Artık gözyaşlarım durmuş, sadece burnumu çekmeye başlamışken ağrıyan gözlerime rağmen inat etmiş gibi gözlerimi kapatmaya direndim.

Geçen saatlere karşılık ne hala burada olabildiğime, ne de o evden çıkmış olduğuma inanamadığım için bunun bir rüya olmasından korkuyor, eğer öyleyse diye bir an olsun gözlerimi bile kırpmıyordum. Yutkunurken pikenin altındaki bedenime bakmak istedim, değiştirilmiş kıyafetlerimi görünce duraksadım. Buraya geldiğim o an ve açılan kapıda gördüğüm yüzler aklıma düşünce garip bir his içimde uyandı, hızla yatak odasının kapısına doğru baktım ama görünürdeki koridorda hiç kimse yoktu.

Dış kapıda yere kapaklandıktan sonra bayılmış olmalıydım ki o andan sonrasını hatırlamıyor, zaten gözümü ilk defa şimdi açıyordum. Ne kadar saat ya da gün geçtiğini bilemeyerek pikeyi yeniden üstüme örttüm, ağrıdan sızlayan bedenim kıyafetlerimi Sevil ve Çağan'ın yardımıyla değiştiği fikrini uyandırmıştı ben de. Öyle olmalıydı, hala nemli olan saçlarımla direkt yatağa yatırılmış ve artık nasıl bir haldeysem, doktor bile çağırılmış olmalıydı. Yeniden kolumdaki kelebeğe baktım, kendimi bir nebze olsun iyi hissettiğime inandırmaya çalıştım ama o kadar kolay olmadı.
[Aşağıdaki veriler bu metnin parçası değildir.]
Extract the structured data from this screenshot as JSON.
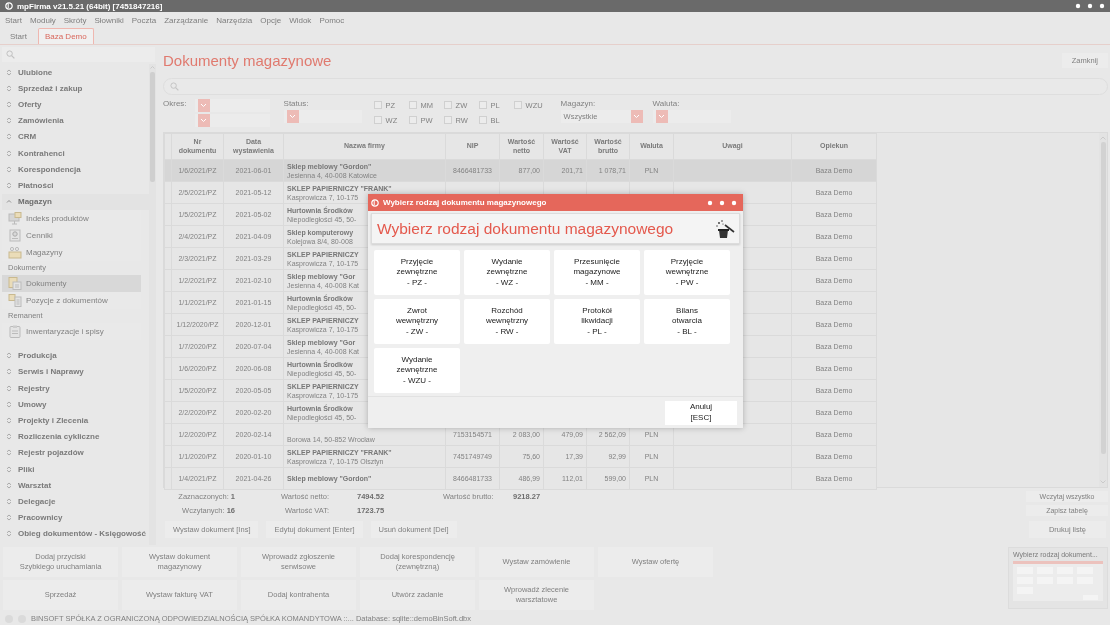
{
  "window": {
    "title": "mpFirma v21.5.21 (64bit) [7451847216]"
  },
  "menu": [
    "Start",
    "Moduły",
    "Skróty",
    "Słowniki",
    "Poczta",
    "Zarządzanie",
    "Narzędzia",
    "Opcje",
    "Widok",
    "Pomoc"
  ],
  "tabs": [
    {
      "label": "Start",
      "selected": false
    },
    {
      "label": "Baza Demo",
      "selected": true
    }
  ],
  "sidebar": {
    "sections": [
      {
        "label": "Ulubione",
        "expanded": false
      },
      {
        "label": "Sprzedaż i zakup",
        "expanded": false
      },
      {
        "label": "Oferty",
        "expanded": false
      },
      {
        "label": "Zamówienia",
        "expanded": false
      },
      {
        "label": "CRM",
        "expanded": false
      },
      {
        "label": "Kontrahenci",
        "expanded": false
      },
      {
        "label": "Korespondencja",
        "expanded": false
      },
      {
        "label": "Płatności",
        "expanded": false
      },
      {
        "label": "Magazyn",
        "expanded": true,
        "children": [
          {
            "kind": "item",
            "label": "Indeks produktów",
            "selected": false
          },
          {
            "kind": "item",
            "label": "Cenniki",
            "selected": false
          },
          {
            "kind": "item",
            "label": "Magazyny",
            "selected": false
          },
          {
            "kind": "group",
            "label": "Dokumenty"
          },
          {
            "kind": "item",
            "label": "Dokumenty",
            "selected": true
          },
          {
            "kind": "item",
            "label": "Pozycje z dokumentów",
            "selected": false
          },
          {
            "kind": "group",
            "label": "Remanent"
          },
          {
            "kind": "item",
            "label": "Inwentaryzacje i spisy",
            "selected": false
          }
        ]
      },
      {
        "label": "Produkcja",
        "expanded": false
      },
      {
        "label": "Serwis i Naprawy",
        "expanded": false
      },
      {
        "label": "Rejestry",
        "expanded": false
      },
      {
        "label": "Umowy",
        "expanded": false
      },
      {
        "label": "Projekty i Zlecenia",
        "expanded": false
      },
      {
        "label": "Rozliczenia cykliczne",
        "expanded": false
      },
      {
        "label": "Rejestr pojazdów",
        "expanded": false
      },
      {
        "label": "Pliki",
        "expanded": false
      },
      {
        "label": "Warsztat",
        "expanded": false
      },
      {
        "label": "Delegacje",
        "expanded": false
      },
      {
        "label": "Pracownicy",
        "expanded": false
      },
      {
        "label": "Obieg dokumentów - Księgowość",
        "expanded": false
      }
    ]
  },
  "page": {
    "title": "Dokumenty magazynowe",
    "close_button": "Zamknij",
    "filters": {
      "period_label": "Okres:",
      "status_label": "Status:",
      "types": [
        {
          "label": "PZ",
          "checked": false
        },
        {
          "label": "MM",
          "checked": false
        },
        {
          "label": "ZW",
          "checked": false
        },
        {
          "label": "PL",
          "checked": false
        },
        {
          "label": "WZU",
          "checked": false
        },
        {
          "label": "WZ",
          "checked": false
        },
        {
          "label": "PW",
          "checked": false
        },
        {
          "label": "RW",
          "checked": false
        },
        {
          "label": "BL",
          "checked": false
        }
      ],
      "warehouse": {
        "label": "Magazyn:",
        "value": "Wszystkie"
      },
      "currency": {
        "label": "Waluta:"
      }
    },
    "table": {
      "columns": [
        "Nr dokumentu",
        "Data wystawienia",
        "Nazwa firmy",
        "NIP",
        "Wartość netto",
        "Wartość VAT",
        "Wartość brutto",
        "Waluta",
        "Uwagi",
        "Opiekun"
      ],
      "rows": [
        {
          "selected": true,
          "number": "1/6/2021/PZ",
          "date": "2021-06-01",
          "company": "Sklep meblowy \"Gordon\"",
          "address": "Jesienna 4, 40-008 Katowice",
          "nip": "8466481733",
          "net": "877,00",
          "vat": "201,71",
          "gross": "1 078,71",
          "currency": "PLN",
          "owner": "Baza Demo"
        },
        {
          "selected": false,
          "number": "2/5/2021/PZ",
          "date": "2021-05-12",
          "company": "SKLEP PAPIERNICZY \"FRANK\"",
          "address": "Kasprowicza 7, 10-175",
          "owner": "Baza Demo"
        },
        {
          "selected": false,
          "number": "1/5/2021/PZ",
          "date": "2021-05-02",
          "company": "Hurtownia Środków",
          "address": "Niepodległości 45, 50-",
          "owner": "Baza Demo"
        },
        {
          "selected": false,
          "number": "2/4/2021/PZ",
          "date": "2021-04-09",
          "company": "Sklep komputerowy",
          "address": "Kolejowa 8/4, 80-008",
          "owner": "Baza Demo"
        },
        {
          "selected": false,
          "number": "2/3/2021/PZ",
          "date": "2021-03-29",
          "company": "SKLEP PAPIERNICZY",
          "address": "Kasprowicza 7, 10-175",
          "owner": "Baza Demo"
        },
        {
          "selected": false,
          "number": "1/2/2021/PZ",
          "date": "2021-02-10",
          "company": "Sklep meblowy \"Gor",
          "address": "Jesienna 4, 40-008 Kat",
          "owner": "Baza Demo"
        },
        {
          "selected": false,
          "number": "1/1/2021/PZ",
          "date": "2021-01-15",
          "company": "Hurtownia Środków",
          "address": "Niepodległości 45, 50-",
          "owner": "Baza Demo"
        },
        {
          "selected": false,
          "number": "1/12/2020/PZ",
          "date": "2020-12-01",
          "company": "SKLEP PAPIERNICZY",
          "address": "Kasprowicza 7, 10-175",
          "owner": "Baza Demo"
        },
        {
          "selected": false,
          "number": "1/7/2020/PZ",
          "date": "2020-07-04",
          "company": "Sklep meblowy \"Gor",
          "address": "Jesienna 4, 40-008 Kat",
          "owner": "Baza Demo"
        },
        {
          "selected": false,
          "number": "1/6/2020/PZ",
          "date": "2020-06-08",
          "company": "Hurtownia Środków",
          "address": "Niepodległości 45, 50-",
          "owner": "Baza Demo"
        },
        {
          "selected": false,
          "number": "1/5/2020/PZ",
          "date": "2020-05-05",
          "company": "SKLEP PAPIERNICZY",
          "address": "Kasprowicza 7, 10-175",
          "owner": "Baza Demo"
        },
        {
          "selected": false,
          "number": "2/2/2020/PZ",
          "date": "2020-02-20",
          "company": "Hurtownia Środków",
          "address": "Niepodległości 45, 50-",
          "owner": "Baza Demo"
        },
        {
          "selected": false,
          "number": "1/2/2020/PZ",
          "date": "2020-02-14",
          "address": "Borowa 14, 50-852 Wrocław",
          "nip": "7153154571",
          "net": "2 083,00",
          "vat": "479,09",
          "gross": "2 562,09",
          "currency": "PLN",
          "owner": "Baza Demo"
        },
        {
          "selected": false,
          "number": "1/1/2020/PZ",
          "date": "2020-01-10",
          "company": "SKLEP PAPIERNICZY \"FRANK\"",
          "address": "Kasprowicza 7, 10-175 Olsztyn",
          "nip": "7451749749",
          "net": "75,60",
          "vat": "17,39",
          "gross": "92,99",
          "currency": "PLN",
          "owner": "Baza Demo"
        },
        {
          "selected": false,
          "number": "1/4/2021/PZ",
          "date": "2021-04-26",
          "company": "Sklep meblowy \"Gordon\"",
          "nip": "8466481733",
          "net": "486,99",
          "vat": "112,01",
          "gross": "599,00",
          "currency": "PLN",
          "owner": "Baza Demo"
        }
      ]
    },
    "summary": {
      "selected": "Zaznaczonych: **1**",
      "loaded": "Wczytanych: **16**",
      "net_label": "Wartość netto:",
      "net_value": "7494.52",
      "vat_label": "Wartość VAT:",
      "vat_value": "1723.75",
      "gross_label": "Wartość brutto:",
      "gross_value": "9218.27",
      "load_all_button": "Wczytaj wszystko",
      "save_table_button": "Zapisz tabelę"
    },
    "actions": [
      "Wystaw dokument [Ins]",
      "Edytuj dokument [Enter]",
      "Usuń dokument [Del]"
    ],
    "print_button": "Drukuj listę"
  },
  "quick_buttons": [
    {
      "lines": [
        "Dodaj przyciski",
        "Szybkiego uruchamiania"
      ]
    },
    {
      "lines": [
        "Wystaw dokument",
        "magazynowy"
      ]
    },
    {
      "lines": [
        "Wprowadź zgłoszenie",
        "serwisowe"
      ]
    },
    {
      "lines": [
        "Dodaj korespondencję",
        "(zewnętrzną)"
      ]
    },
    {
      "lines": [
        "Wystaw zamówienie"
      ]
    },
    {
      "lines": [
        "Wystaw ofertę"
      ]
    },
    {
      "lines": [
        "Sprzedaż"
      ]
    },
    {
      "lines": [
        "Wystaw fakturę VAT"
      ]
    },
    {
      "lines": [
        "Dodaj kontrahenta"
      ]
    },
    {
      "lines": [
        "Utwórz zadanie"
      ]
    },
    {
      "lines": [
        "Wprowadź zlecenie",
        "warsztatowe"
      ]
    }
  ],
  "window_preview": {
    "title": "Wybierz rodzaj dokument..."
  },
  "status_bar": {
    "text": "BINSOFT SPÓŁKA Z OGRANICZONĄ ODPOWIEDZIALNOŚCIĄ SPÓŁKA KOMANDYTOWA ::... Database: sqlite::demoBinSoft.dbx"
  },
  "dialog": {
    "title": "Wybierz rodzaj dokumentu magazynowego",
    "heading": "Wybierz rodzaj dokumentu magazynowego",
    "options": [
      {
        "lines": [
          "Przyjęcie",
          "zewnętrzne",
          "- PZ -"
        ]
      },
      {
        "lines": [
          "Wydanie",
          "zewnętrzne",
          "- WZ -"
        ]
      },
      {
        "lines": [
          "Przesunięcie",
          "magazynowe",
          "- MM -"
        ]
      },
      {
        "lines": [
          "Przyjęcie",
          "wewnętrzne",
          "- PW -"
        ]
      },
      {
        "lines": [
          "Zwrot",
          "wewnętrzny",
          "- ZW -"
        ]
      },
      {
        "lines": [
          "Rozchód",
          "wewnętrzny",
          "- RW -"
        ]
      },
      {
        "lines": [
          "Protokół",
          "likwidacji",
          "- PL -"
        ]
      },
      {
        "lines": [
          "Bilans",
          "otwarcia",
          "- BL -"
        ]
      },
      {
        "lines": [
          "Wydanie",
          "zewnętrzne",
          "- WZU -"
        ]
      }
    ],
    "cancel": {
      "lines": [
        "Anuluj",
        "[ESC]"
      ]
    }
  }
}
Ne bedenimdeki acı da ne de içimi titreten duygularımda hiçbir değişiklik yoktu, sadece omuzlarımdaki o yük ve artık güvende olduğumu bilmenin bir rahatlığı içindeydim.

İyice iki büklüm olduğumda çok geçmeden hala peşime takılı olan düşüncelerim ortaya çıkarak bana tüm gerçekleri hatırlattı, uzun bir süre geçirdiğim o karanlık günleri unutamayacağımı gözlerimin önüne şimdiden düşmeye başlamış görüntülerden anladım. Aklıma ilk gelen şey, o evdeki son günümde çatıdayken yaşadığım o an olurken yüreğimi engel olamadığım bir tedirginlik kapladı, yine engel olamadığım sorularım gün yüzüne çıktı.

O andan sonra Nejat nereye gitmişti? Tüm o kapı pencereleri neden açmış, neden evden gitmeme izin vermişti? Beni çatıda bulduktan sonra ne hale düştüğünü kendi gözlerimle görmüş olsam da tek nedenin ben olduğuna inanamıyordum. Başıma ne iş getirdiğim umurunda olsaydı beni çoktan bırakmış olurdu, durup da neden o andan sonra kapıyı açmıştı, buna bir türlü akla yatan bir cevap bulamıyordum.